I wasn’t even certain which machine he was pointing at. I was certain that Baby had done this. I was also certain that she had done it to get me to implode on camera. I was even more certain that she was going to get what she wanted.

“Show me,” I said. “Show me the corrupted files.”

Dante scrolled through a bunch of empty screens. “It’s gone, man. I don’t know….”

“That is the most obvious thing you have said all day. Is this your job? Have you seen one of these things before? Tell me how it is that we still have a drum track.”

If he had been in on the plan, he was doing a good job of looking shell-shocked now. He fumbled through some more screens and muttered, “That’s, like, the last save that it paid attention to; I don’t know, I don’t know….”

I gestured toward T, who stood at my shoulder. “I hope you’re happy that your total incompetence is being broadcasted to the planet.”

I stormed out. In the recording room, Jeremy was packing away his bass because he knew me, and Leyla was still sitting behind her drums because she didn’t.

“We could redo it,” the bass cop suggested.

Girl opera cop shook her head. She knew.

Leon clapped his hand on my shoulder and then got his car keys.

“It was meant to be,” Leyla said. She didn’t look surprised, but it was hard to tell if that was because she was in on Baby’s plan, or because she was baked, or because she really did believe that it was meant to be.

“I know that you’re trying to get me to kick your drum set in,” I warned her, “but I’m onto you.”

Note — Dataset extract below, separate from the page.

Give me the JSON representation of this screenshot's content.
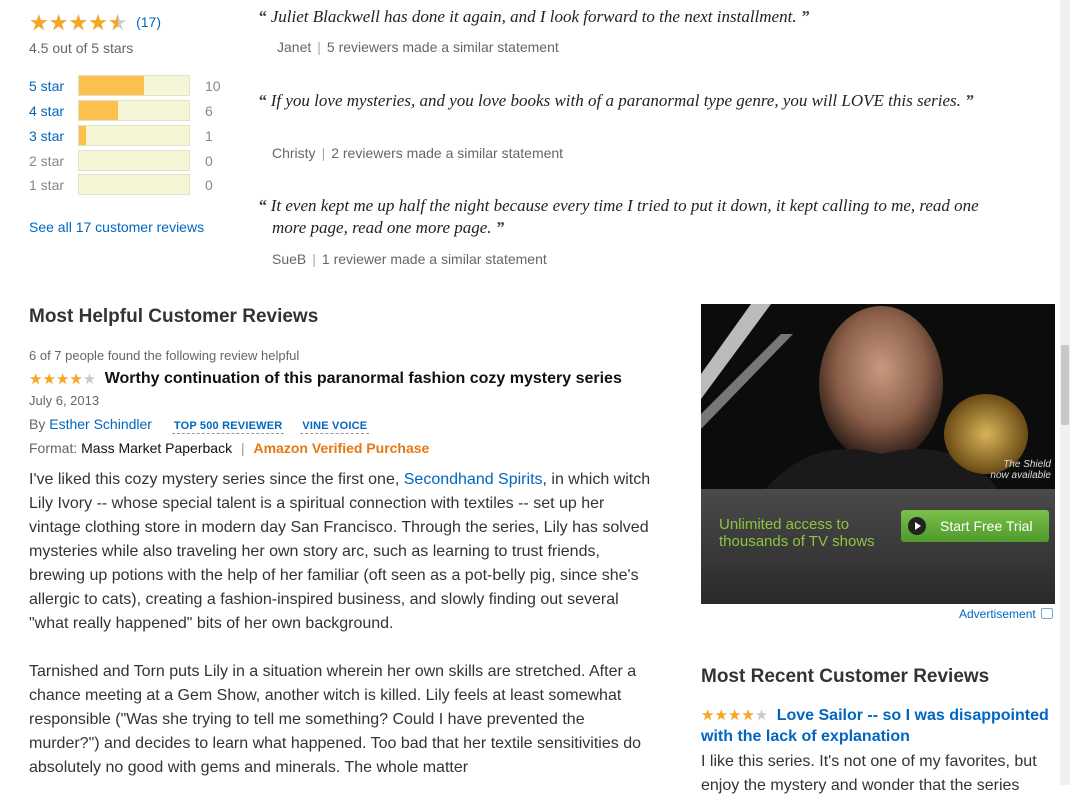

Jeremy told the cops how glad he was that they had come and that at least the cameras had caught their contributions. He made sure that he had their telephone numbers. He shook Leon’s hand. He closed the door behind them all. He was good at this.

I called Baby. “This is not the way to get me on your good side.”

Baby said, “What?”

“Oh, come on.”

“I’m not a mind reader.”

“I know you want drama. But you mess with the album again,” I said, “and —” I stopped because I couldn’t think of what to end the sentence with. I didn’t have half an ounce of leverage. I was right back where I’d started. I’d thought I’d been so clever to circumvent the system, to make an album without a label as overlord, and here I was again, just merchandise.

I thought about how she’d been so concerned at the beginning.

I kicked over one of the microphone stands. It barely made a sound in this pointless, generic studio. This wasn’t a place to make music. It was a place to record commercials for music.

I didn’t even know what the hell I’d been thinking.

“And what, Cole? I don’t really like being threatened, and for no reason. I’m working. I have a call on the other line. I don’t know what has happened, but I’m happy to help.”

I wanted to snarl This is war! but the fight was going out of me. I couldn’t believe the track was gone. I just couldn’t believe it. What a damn waste of everything.

“I want my Mustang,” I told her. “That’s how you can help. Get me my Mustang.”

I hung up. I felt like a toothless dog.

If Victor had been here, I would’ve turned to him and said, “Let’s go get high.”

But he wasn’t. And I was on camera. And that wasn’t me anymore. That wasn’t me anymore. That wasn’t me anymore.

I looked at Jeremy.

He said, “What are you thinking?”

I said, “I wish Victor would come through that door.”